Find all points at which the direction of fastest change of the function $$f(x,y) = x^2 + y^2 -2x - 2y$$is in the direction of <1,1>.

Homework Equations

$$<\nabla f = \frac{\delta f}{\delta x} , \frac{\delta f}{\delta y} , \frac{\delta f}{\delta z}>$$

Your function is one with two variables, so the gradient should be a vector with two components, not three.
$$\nabla f = <\frac{\partial f}{\partial x}, \frac{\partial f}{\partial y}>$$

The Attempt at a Solution

$$\frac{\nabla f}{|\nabla f|}$$ = <1,1>

This doesn't work but

$$\frac{\delta f}{\delta x} = \frac{\delta f}{\delta y}$$

does. This latter approach makes sense. The partial derivatives at x and y have the same value. The former approach should work, however. In general, $$\nabla f$$ gives the direction of maximum change.

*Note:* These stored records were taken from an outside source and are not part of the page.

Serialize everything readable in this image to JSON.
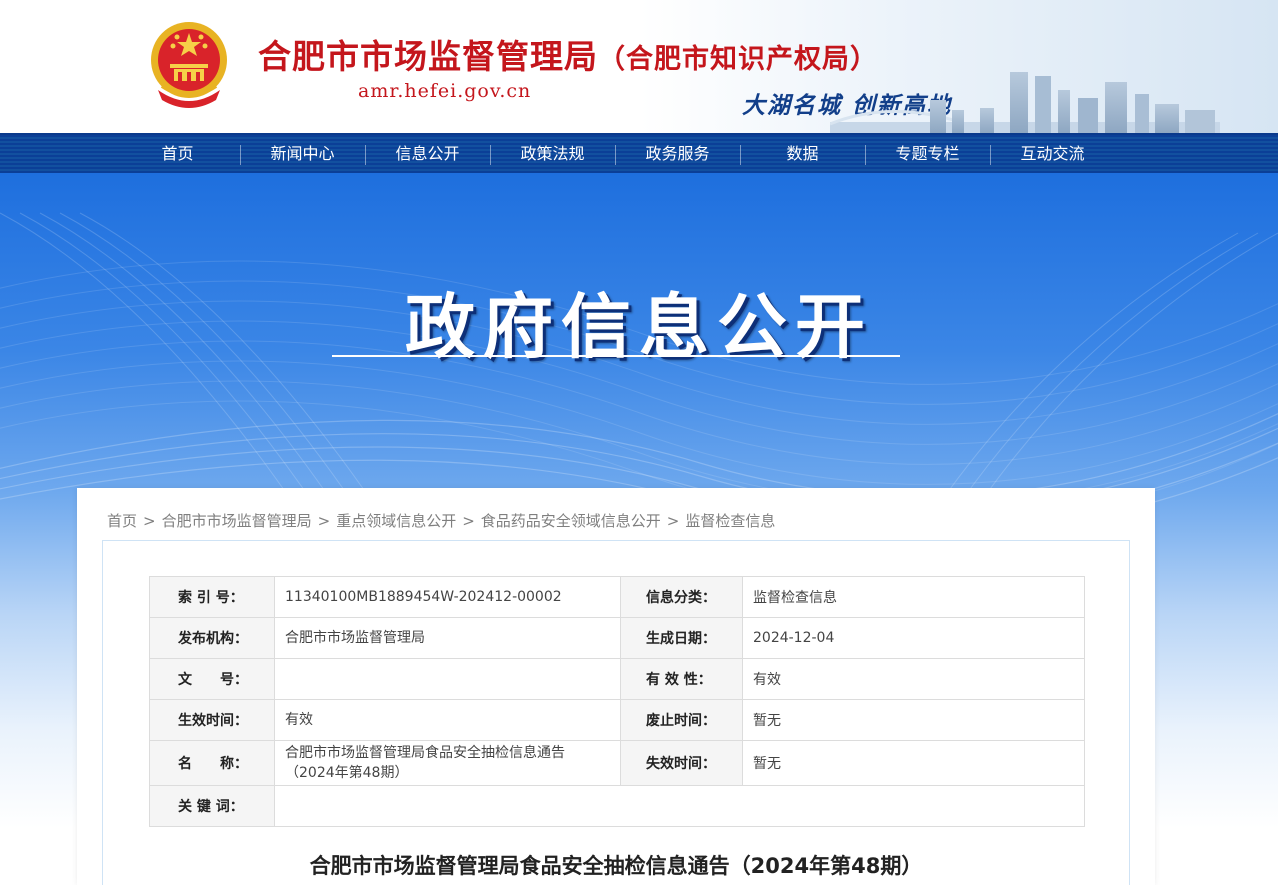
{
  "header": {
    "site_title_main": "合肥市市场监督管理局",
    "site_title_sub": "（合肥市知识产权局）",
    "domain": "amr.hefei.gov.cn",
    "slogan": "大湖名城 创新高地",
    "emblem_icon": "national-emblem-icon",
    "colors": {
      "title": "#c4161c",
      "slogan": "#123f8a"
    }
  },
  "nav": {
    "items": [
      {
        "label": "首页"
      },
      {
        "label": "新闻中心"
      },
      {
        "label": "信息公开"
      },
      {
        "label": "政策法规"
      },
      {
        "label": "政务服务"
      },
      {
        "label": "数据"
      },
      {
        "label": "专题专栏"
      },
      {
        "label": "互动交流"
      }
    ],
    "color": "#0b3f97"
  },
  "banner": {
    "title": "政府信息公开",
    "color": "#1e6fde"
  },
  "breadcrumb": {
    "items": [
      {
        "label": "首页"
      },
      {
        "label": "合肥市市场监督管理局"
      },
      {
        "label": "重点领域信息公开"
      },
      {
        "label": "食品药品安全领域信息公开"
      },
      {
        "label": "监督检查信息"
      }
    ],
    "separator": ">"
  },
  "meta_table": {
    "rows": [
      {
        "label1": "索 引 号：",
        "value1": "11340100MB1889454W-202412-00002",
        "label2": "信息分类：",
        "value2": "监督检查信息"
      },
      {
        "label1": "发布机构：",
        "value1": "合肥市市场监督管理局",
        "label2": "生成日期：",
        "value2": "2024-12-04"
      },
      {
        "label1": "文　　号：",
        "value1": "",
        "label2": "有 效 性：",
        "value2": "有效"
      },
      {
        "label1": "生效时间：",
        "value1": "有效",
        "label2": "废止时间：",
        "value2": "暂无"
      },
      {
        "label1": "名　　称：",
        "value1": "合肥市市场监督管理局食品安全抽检信息通告（2024年第48期）",
        "label2": "失效时间：",
        "value2": "暂无"
      },
      {
        "label1": "关 键 词：",
        "value1": ""
      }
    ]
  },
  "article": {
    "title": "合肥市市场监督管理局食品安全抽检信息通告（2024年第48期）"
  }
}
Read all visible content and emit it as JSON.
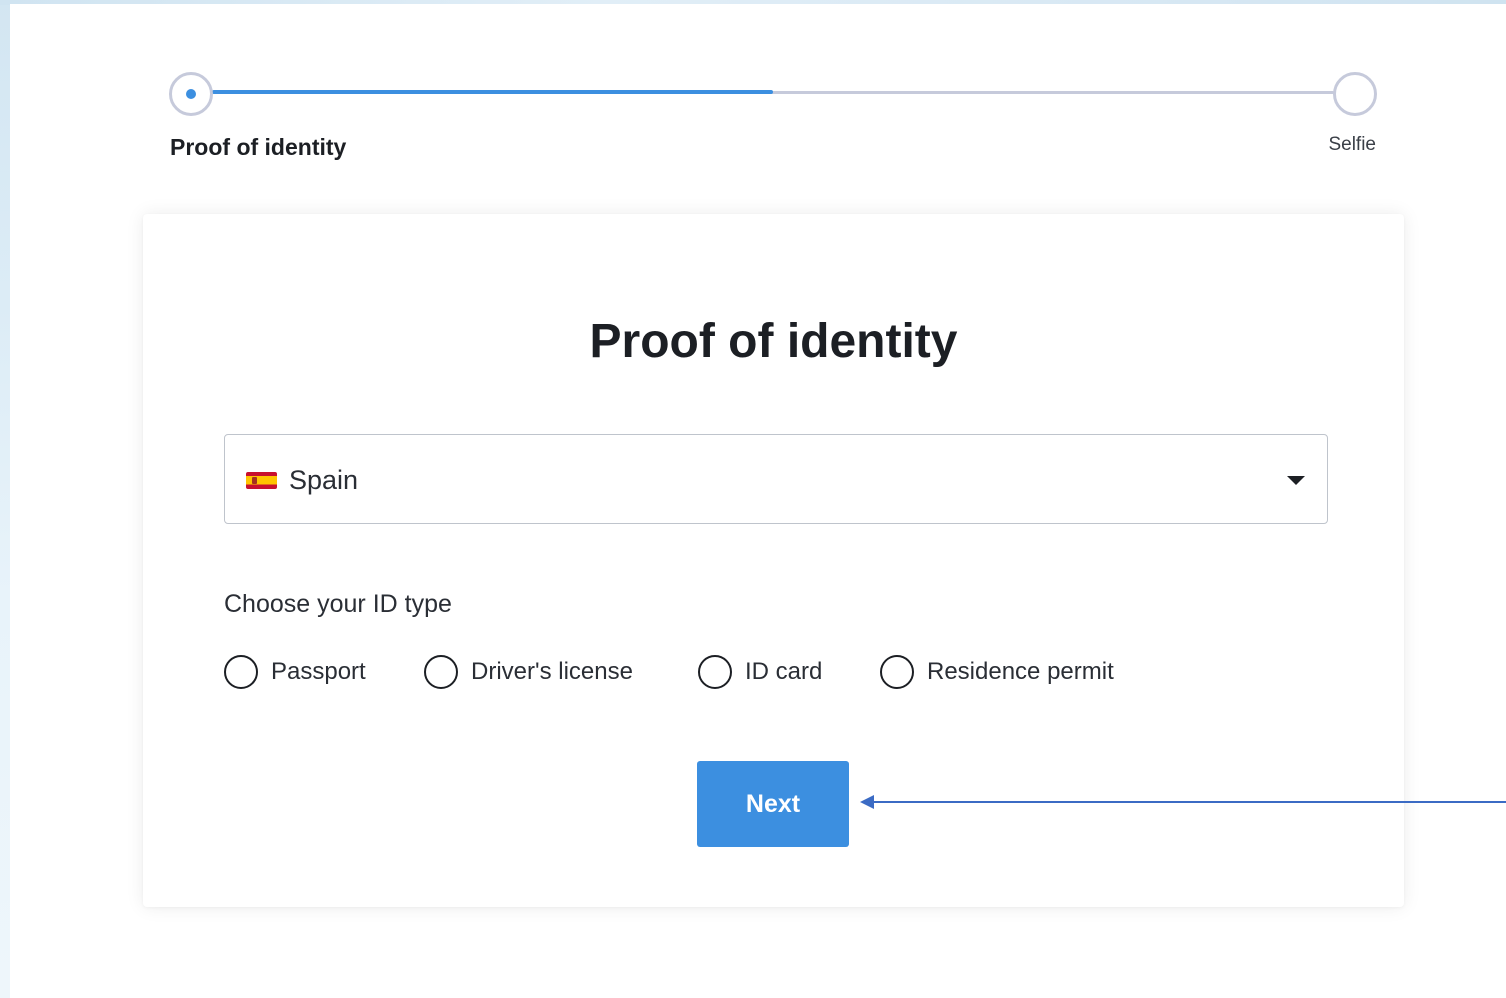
{
  "stepper": {
    "steps": [
      {
        "label": "Proof of identity",
        "state": "active"
      },
      {
        "label": "Selfie",
        "state": "pending"
      }
    ],
    "progress_percent": 50,
    "accent_color": "#3c8fe0"
  },
  "card": {
    "title": "Proof of identity",
    "country_select": {
      "flag_icon": "spain-flag-icon",
      "value": "Spain",
      "dropdown_icon": "chevron-down-icon"
    },
    "id_type_label": "Choose your ID type",
    "id_types": [
      {
        "label": "Passport",
        "selected": false
      },
      {
        "label": "Driver's license",
        "selected": false
      },
      {
        "label": "ID card",
        "selected": false
      },
      {
        "label": "Residence permit",
        "selected": false
      }
    ],
    "next_button": "Next"
  },
  "annotation": {
    "arrow_icon": "arrow-left-icon",
    "color": "#3b6bc4"
  }
}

Do you have a feel for what the surface for this function looks like? The graph of the surface is a paraboloid that opens upward.

 

[HallsofIvy]

Homework Statement

Find all points at which the direction of fastest change of the function [tex] f(x,y) = x^2 + y^2 -2x - 2y [/tex]is in the direction of <1,1>.

Homework Equations

$$<\nabla f = \frac{\delta f}{\delta x} , \frac{\delta f}{\delta y} , \frac{\delta f}{\delta z}>$$

Just a note on Latex. First, your $\nabla F$ belongs outside the < > denoting the vector. Second you can use "\partial" to indicate partial derivatives rather than "\delta":
$$\nabla f = <\frac{\partial f}{\partial x} , \frac{\partial f}{\partial y} , \frac{\partial f}{\partial z}>$$

3. The Attempt at a Solution

$$\frac{\nabla f}{|\nabla f|}$$ = <1,1>

This doesn't work but

$$\frac{\delta f}{\delta x} = \frac{\delta f}{\delta y}$$

does. This latter approach makes sense. The partial derivatives at x and y have the same value. The former approach should work, however. In general, $$\nabla f$$ gives the direction of maximum change.